When Johnson discovered she was pregnant with Rome, given her previous loss, she was wary. Even though only a few people had known about their first pregnancy, informing them of the loss had been “heart-wrenching,” and so she and Chmerkovskiy kept the new to themselves longer than they otherwise would have. She was also wary, understandably, to keep dancing.

“I think as a dancer sometimes we live in pain and we just accept it, and that’s just part of our job. That’s like what we do. We’re always sore. But because of that, and my miscarriage, I was really aware and a little bit anxious about my movement,” she says. “It kind of played with my emotions and my mental capacity towards dance. But I’m really glad that I did continue to move because we have some videos of us dancing that I now have to look back on, and I’m like, ‘that was the three of us. The three of us did that together while he was in my belly.’”

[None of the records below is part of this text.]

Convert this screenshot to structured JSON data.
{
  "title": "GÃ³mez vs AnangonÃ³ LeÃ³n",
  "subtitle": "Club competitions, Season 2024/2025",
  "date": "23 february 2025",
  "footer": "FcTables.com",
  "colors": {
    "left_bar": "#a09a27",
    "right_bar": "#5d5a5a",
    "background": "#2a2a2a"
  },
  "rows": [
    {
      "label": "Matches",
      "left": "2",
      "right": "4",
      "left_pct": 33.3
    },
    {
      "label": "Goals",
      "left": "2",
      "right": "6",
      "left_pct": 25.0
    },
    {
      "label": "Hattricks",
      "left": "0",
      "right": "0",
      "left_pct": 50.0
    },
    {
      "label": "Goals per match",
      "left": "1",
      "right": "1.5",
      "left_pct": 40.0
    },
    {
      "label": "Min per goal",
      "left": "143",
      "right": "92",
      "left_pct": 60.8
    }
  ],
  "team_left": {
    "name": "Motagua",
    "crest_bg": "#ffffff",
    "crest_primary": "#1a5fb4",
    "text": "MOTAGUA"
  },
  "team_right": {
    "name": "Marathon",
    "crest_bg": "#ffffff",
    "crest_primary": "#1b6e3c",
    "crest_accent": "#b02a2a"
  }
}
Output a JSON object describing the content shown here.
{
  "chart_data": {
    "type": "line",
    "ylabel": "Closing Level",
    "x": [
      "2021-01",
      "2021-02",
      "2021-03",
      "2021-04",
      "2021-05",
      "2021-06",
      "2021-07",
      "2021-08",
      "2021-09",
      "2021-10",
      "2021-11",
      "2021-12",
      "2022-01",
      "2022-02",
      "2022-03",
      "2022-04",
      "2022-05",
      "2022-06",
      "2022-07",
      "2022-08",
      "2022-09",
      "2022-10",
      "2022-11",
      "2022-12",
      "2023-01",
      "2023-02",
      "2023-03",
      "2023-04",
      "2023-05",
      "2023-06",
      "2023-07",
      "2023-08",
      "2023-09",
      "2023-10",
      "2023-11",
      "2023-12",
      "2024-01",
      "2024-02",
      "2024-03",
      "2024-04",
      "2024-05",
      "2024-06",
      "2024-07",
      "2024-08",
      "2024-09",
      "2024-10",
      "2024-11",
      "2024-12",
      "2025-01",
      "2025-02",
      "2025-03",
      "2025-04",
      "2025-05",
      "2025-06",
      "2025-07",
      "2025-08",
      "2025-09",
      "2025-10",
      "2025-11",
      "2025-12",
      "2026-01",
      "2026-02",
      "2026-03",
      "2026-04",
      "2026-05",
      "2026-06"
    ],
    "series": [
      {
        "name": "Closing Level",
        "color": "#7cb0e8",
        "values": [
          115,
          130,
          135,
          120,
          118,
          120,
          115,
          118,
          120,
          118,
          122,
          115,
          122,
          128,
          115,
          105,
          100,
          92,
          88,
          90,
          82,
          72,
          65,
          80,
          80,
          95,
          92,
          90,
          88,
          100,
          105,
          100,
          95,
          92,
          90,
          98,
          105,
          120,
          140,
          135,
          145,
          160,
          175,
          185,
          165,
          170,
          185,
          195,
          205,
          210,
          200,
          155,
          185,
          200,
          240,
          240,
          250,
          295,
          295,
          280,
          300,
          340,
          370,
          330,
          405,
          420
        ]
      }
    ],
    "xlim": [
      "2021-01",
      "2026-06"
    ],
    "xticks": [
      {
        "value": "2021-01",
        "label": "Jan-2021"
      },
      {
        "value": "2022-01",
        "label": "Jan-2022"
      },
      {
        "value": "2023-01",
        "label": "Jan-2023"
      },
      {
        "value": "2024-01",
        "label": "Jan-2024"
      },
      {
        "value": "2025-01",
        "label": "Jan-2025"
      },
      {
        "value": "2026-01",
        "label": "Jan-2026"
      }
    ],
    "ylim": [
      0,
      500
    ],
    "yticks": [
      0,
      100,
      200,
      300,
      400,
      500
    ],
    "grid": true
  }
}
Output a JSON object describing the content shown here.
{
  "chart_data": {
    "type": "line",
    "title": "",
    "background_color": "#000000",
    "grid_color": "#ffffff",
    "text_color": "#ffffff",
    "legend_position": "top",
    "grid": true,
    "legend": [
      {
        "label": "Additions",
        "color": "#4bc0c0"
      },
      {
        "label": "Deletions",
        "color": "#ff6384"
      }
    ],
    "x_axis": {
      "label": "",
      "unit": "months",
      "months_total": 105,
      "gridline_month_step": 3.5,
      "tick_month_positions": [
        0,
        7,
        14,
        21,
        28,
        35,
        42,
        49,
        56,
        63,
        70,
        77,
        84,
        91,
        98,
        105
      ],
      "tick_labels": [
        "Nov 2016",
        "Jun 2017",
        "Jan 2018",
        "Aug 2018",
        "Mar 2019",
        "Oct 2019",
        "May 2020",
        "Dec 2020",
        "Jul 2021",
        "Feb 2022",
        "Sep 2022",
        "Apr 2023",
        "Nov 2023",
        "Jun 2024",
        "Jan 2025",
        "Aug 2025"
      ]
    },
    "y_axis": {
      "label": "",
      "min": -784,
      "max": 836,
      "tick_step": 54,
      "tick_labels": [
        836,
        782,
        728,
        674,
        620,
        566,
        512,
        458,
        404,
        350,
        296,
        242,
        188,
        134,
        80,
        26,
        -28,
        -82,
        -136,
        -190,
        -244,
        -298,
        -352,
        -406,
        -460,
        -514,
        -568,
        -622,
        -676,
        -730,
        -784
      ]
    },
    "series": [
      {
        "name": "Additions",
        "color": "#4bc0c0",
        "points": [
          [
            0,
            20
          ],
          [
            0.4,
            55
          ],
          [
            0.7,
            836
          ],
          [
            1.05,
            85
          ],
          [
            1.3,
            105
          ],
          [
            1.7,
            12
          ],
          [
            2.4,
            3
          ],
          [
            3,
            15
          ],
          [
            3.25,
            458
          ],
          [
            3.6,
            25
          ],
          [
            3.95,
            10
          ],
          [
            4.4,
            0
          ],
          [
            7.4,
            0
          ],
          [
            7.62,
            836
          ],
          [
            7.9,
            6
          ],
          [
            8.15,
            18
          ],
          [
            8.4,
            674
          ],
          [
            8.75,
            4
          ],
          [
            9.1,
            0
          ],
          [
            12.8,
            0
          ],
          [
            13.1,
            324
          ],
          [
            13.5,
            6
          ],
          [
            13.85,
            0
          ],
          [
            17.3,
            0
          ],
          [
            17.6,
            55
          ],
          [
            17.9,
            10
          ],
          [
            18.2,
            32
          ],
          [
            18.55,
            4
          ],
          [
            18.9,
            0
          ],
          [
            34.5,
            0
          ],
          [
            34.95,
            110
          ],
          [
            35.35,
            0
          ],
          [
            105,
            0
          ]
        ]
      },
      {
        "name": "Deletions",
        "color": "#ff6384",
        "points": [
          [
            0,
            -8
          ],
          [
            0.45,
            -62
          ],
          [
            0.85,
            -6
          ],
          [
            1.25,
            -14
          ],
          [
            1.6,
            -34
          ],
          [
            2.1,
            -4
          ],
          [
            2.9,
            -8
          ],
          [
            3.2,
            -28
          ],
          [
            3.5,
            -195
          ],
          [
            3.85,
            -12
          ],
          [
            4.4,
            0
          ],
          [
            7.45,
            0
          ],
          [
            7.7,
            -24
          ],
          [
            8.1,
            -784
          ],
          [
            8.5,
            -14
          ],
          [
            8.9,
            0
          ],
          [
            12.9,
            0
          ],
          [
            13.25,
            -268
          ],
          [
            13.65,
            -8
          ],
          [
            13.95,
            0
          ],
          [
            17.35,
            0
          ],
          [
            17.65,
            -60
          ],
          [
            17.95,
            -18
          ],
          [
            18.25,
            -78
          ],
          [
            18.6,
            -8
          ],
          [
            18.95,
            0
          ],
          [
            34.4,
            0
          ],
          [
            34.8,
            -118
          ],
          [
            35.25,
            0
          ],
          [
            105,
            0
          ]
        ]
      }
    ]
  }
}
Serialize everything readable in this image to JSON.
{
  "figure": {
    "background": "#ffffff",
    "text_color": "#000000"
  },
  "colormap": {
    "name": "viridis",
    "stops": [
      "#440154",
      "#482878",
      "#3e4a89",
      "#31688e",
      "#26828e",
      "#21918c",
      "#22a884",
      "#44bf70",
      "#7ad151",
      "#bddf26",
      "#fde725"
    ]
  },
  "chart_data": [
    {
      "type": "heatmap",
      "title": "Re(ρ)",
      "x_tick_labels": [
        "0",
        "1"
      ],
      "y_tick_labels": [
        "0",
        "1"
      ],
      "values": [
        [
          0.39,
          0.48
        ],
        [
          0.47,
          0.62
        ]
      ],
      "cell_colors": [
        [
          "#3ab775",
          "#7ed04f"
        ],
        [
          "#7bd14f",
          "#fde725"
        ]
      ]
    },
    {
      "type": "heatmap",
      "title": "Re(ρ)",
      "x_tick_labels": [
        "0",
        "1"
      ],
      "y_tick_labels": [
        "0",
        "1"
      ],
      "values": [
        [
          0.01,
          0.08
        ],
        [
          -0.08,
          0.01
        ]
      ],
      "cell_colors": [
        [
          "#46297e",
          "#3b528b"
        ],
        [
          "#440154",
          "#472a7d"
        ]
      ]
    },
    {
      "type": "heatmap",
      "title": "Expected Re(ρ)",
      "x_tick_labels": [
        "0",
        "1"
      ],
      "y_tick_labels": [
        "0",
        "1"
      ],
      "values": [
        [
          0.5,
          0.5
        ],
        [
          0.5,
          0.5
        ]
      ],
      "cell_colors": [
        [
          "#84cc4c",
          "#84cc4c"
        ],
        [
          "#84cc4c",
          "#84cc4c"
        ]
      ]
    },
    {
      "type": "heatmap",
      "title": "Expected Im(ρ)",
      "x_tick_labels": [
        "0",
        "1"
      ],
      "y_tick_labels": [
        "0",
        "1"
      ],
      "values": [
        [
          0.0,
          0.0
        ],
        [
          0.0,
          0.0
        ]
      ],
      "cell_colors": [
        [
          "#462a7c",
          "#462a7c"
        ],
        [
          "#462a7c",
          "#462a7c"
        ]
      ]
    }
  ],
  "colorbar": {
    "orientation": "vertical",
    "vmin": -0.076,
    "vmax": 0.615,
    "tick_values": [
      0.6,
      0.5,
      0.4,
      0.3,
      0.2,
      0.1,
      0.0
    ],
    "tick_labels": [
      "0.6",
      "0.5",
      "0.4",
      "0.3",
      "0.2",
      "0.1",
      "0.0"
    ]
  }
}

After having Rome in January of this year, Johnson went back and forth about whether she wanted to share this chapter of her motherhood story. It was deeply personal, and heartbreaking, and also, despite more general openness about the topic, still somewhat taboo. But then she thought back to how just hearing about others’ experience helped her. “I truly wanted to share to be there for women that are experiencing a miscarriage or pregnancy loss,” she says. “To let them know that there’s a huge community that has been through something similar and we understand, and if you need a space, a person to reach out to, to vent to, to open up your emotions to, we’re here. I’m here. I’d love to be that for people.”